Review of the Unnamed Gastro-Pub

It is 18:25 on a cold Tuesday night in St Austell and we are going out to a pub for dinner. We don't know where it will be but it will be within the legendary Polgooth/Brit midcornwall pub quadrant. Wherever we go, I will be reviewing later tonight. Its this kind of real time reporting that pushes midcornwall.com up there with CNN, BBC and Pirate FM. Check back shortly for what is going to be the best blog based review of a Pub with Grub in the history of the internet...


We are back!

It is 20:00. We are 40 pounds less in money and we are full... find out what happened in the exciting last 90 minutes...

After a small amount of debate we chose a pub that we had been to many times before. But this time, with two kids (one four today) and a critical bent we went in midcornwall.com review mode.

The pub in question has no name. Within the town is known simply by its prestigious amount of Michelin stars, of which it has seven.

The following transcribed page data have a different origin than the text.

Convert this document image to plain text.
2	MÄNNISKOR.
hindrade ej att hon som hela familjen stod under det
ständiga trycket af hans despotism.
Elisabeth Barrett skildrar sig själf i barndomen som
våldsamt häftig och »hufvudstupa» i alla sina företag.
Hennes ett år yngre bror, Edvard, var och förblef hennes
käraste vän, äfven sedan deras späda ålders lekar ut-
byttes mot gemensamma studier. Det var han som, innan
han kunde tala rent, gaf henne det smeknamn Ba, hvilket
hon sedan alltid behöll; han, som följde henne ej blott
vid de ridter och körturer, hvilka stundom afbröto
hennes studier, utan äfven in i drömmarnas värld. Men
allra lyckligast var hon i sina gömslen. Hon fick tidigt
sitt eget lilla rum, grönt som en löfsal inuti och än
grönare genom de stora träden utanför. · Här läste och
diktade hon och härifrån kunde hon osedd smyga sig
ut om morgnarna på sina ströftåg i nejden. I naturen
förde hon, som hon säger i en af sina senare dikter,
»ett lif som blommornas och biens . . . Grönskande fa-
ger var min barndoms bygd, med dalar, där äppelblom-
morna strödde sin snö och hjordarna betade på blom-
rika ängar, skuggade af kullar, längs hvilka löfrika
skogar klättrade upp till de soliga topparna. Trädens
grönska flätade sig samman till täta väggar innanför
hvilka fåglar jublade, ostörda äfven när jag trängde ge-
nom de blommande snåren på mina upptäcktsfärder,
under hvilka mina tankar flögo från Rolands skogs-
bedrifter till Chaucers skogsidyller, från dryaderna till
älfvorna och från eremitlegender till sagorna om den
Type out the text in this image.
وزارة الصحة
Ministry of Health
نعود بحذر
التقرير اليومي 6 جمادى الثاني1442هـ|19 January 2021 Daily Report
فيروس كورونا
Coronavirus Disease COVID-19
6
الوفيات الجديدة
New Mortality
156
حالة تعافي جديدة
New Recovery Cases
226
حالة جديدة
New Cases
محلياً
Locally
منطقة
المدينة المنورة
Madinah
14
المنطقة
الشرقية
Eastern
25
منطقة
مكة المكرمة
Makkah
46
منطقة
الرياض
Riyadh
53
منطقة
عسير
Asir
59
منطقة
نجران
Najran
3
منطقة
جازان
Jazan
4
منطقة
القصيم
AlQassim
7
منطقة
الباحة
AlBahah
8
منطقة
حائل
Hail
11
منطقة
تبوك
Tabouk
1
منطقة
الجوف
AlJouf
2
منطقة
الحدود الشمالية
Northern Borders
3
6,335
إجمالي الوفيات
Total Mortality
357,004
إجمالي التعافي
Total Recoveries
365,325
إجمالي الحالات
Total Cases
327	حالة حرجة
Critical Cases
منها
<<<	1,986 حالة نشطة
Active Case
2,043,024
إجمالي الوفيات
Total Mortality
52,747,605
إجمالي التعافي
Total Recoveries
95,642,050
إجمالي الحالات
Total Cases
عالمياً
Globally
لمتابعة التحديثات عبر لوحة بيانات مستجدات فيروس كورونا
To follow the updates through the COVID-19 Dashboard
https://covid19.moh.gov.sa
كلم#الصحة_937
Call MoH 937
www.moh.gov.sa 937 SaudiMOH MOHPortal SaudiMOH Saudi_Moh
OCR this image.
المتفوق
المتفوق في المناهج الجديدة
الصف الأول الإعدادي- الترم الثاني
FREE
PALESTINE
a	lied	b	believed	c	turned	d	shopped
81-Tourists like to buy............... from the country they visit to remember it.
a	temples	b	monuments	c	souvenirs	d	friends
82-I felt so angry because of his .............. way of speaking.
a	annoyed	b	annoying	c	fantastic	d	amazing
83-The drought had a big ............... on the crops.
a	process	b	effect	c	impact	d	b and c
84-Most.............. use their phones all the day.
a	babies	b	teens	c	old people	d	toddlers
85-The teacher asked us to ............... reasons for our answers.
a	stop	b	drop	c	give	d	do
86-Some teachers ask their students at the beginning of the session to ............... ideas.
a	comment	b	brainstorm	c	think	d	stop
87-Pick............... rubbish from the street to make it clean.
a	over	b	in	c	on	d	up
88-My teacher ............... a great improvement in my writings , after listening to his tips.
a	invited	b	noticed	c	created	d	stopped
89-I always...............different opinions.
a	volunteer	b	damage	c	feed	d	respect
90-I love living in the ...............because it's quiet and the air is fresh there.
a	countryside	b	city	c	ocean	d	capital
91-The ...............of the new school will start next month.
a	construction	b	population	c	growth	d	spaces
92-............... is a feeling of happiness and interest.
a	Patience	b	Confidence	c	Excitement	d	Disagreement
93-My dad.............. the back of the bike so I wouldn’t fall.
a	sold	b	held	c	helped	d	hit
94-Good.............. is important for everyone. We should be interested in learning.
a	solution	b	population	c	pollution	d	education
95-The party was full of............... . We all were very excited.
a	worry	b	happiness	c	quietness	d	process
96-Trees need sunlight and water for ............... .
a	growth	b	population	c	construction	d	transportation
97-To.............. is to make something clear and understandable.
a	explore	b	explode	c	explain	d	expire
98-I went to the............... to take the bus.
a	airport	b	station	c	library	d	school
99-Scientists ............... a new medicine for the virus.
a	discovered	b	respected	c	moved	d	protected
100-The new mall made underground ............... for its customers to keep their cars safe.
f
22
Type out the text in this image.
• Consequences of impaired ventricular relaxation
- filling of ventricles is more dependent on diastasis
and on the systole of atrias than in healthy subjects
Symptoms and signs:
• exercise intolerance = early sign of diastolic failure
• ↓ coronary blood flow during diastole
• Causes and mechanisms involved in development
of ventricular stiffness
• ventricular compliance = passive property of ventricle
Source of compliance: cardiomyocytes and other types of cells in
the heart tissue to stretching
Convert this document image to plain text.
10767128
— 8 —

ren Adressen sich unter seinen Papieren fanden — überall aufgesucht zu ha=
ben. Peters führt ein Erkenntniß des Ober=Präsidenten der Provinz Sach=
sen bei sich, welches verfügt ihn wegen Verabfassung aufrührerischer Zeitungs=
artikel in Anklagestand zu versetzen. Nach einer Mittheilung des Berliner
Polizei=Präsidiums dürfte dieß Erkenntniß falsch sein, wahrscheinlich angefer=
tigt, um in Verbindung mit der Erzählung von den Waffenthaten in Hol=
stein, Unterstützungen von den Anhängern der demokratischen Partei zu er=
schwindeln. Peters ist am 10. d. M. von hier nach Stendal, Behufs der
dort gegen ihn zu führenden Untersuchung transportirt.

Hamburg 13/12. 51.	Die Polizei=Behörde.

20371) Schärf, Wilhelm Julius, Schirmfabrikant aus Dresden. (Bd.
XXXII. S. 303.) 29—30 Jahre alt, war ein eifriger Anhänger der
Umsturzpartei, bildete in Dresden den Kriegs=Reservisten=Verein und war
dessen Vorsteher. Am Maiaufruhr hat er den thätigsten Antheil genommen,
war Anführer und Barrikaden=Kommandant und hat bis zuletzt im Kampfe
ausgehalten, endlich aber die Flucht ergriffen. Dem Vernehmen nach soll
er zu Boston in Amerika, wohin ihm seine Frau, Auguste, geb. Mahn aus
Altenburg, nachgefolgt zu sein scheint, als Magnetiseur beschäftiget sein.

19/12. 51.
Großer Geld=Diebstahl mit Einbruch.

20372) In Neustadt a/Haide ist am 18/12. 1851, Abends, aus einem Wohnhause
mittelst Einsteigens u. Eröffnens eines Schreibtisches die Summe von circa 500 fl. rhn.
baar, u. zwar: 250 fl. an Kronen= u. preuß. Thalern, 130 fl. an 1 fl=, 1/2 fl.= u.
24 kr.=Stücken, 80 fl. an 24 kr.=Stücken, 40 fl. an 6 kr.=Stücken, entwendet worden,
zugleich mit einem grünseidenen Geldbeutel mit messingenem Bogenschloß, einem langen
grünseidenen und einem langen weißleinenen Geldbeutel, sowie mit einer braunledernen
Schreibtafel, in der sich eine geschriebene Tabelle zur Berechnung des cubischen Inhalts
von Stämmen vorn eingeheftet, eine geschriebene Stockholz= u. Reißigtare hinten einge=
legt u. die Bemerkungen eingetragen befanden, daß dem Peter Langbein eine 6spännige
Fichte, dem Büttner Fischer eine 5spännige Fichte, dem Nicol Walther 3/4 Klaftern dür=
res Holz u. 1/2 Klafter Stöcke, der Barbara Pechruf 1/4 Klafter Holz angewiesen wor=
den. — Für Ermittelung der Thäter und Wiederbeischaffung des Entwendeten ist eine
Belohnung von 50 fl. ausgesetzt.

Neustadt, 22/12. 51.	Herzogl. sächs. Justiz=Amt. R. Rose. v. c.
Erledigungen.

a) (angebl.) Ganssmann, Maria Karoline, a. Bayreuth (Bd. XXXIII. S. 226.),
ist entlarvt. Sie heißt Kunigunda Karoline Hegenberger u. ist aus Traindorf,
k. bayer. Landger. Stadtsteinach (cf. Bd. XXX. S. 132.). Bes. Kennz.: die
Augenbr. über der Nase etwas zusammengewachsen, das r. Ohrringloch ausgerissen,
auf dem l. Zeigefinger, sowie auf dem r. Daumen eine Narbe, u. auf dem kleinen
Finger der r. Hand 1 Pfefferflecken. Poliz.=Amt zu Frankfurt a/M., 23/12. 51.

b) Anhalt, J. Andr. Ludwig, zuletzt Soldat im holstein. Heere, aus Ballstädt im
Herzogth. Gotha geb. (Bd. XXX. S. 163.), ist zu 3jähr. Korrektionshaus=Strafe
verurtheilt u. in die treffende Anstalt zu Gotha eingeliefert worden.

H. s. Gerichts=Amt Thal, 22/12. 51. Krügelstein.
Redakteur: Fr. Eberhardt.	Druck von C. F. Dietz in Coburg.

Décor wise its pretty good. The only drinking area is the bar area. It has a nice - not too smokey - atmosphere and tonight had a very welcome real fire in the hearth. The staff are always friendly as are the punters - an important point in pubs that serve as restaurants.


The Menu


The bottom line main course is about six quid, the most expensive is Peppered T Bone Steak which is a whopping nineteen pounds. Nnn nnn nnn nnninteneen pounds for a steak, in Cornwall, with chips.. and peas?!!!! Jesus Holy Mary Mother of God that’s expensive! The price of the steak is the most remarkable thing about the menu, really. I am sure it was a bit more adventurous two or three years ago but today it wasn’t.


I ordered
Mussels and Steak and my domestic assistant/wife went for the vegetarian chillie. I also ordered Carlsberg Export which had the grainy piquancy of an autumn morning and the fortifying effect of pure ambrosia. A remarkable pint.

The Muscles were OK, they were all fresh and all opened with only about two "I have mollusk cancer" patients in the bowl. The sauce was the sally army version of some kind of white wine sauce. It was watery and lacked any real flavor. Good muscles bad sauce.

The steak main course wasn’t the nnnn nnn nninteen version but the more modest rump. It wasn’t bad at all but there was no real effort in the preparation. Of special note, the boiled potatoes were shameful vegetable carcasses that had been bathed in microwaves on more than one occasion, I suspect.

My domestic assistant felt her veggie curry was pretty good. Six out of ten, good veggies and good selection but taste wise unexciting.

Conclusion

St Austell has so few nice places to go out that we are often scratching in fallow fields of choice the summer after the very same megadrought that killed off the plague of locusts the winter before. Or, to use a less ridiculous metaphor, we are clutching at straws. And so places like "The Michelin Severn Stars" we have to keep going back to. Its that or pot noodles.

The pub, as a Gastro-Pub/restaurant gets 6 out of ten in my book and my domestic assistant concurs with this. The food could probably get a 7 out of ten if they went a bit further afield in their culinary meanderings. The place itself could get a higher rating if they steam cleaned the seats, which were black with the rancid sweat of a legion diners and drunkards.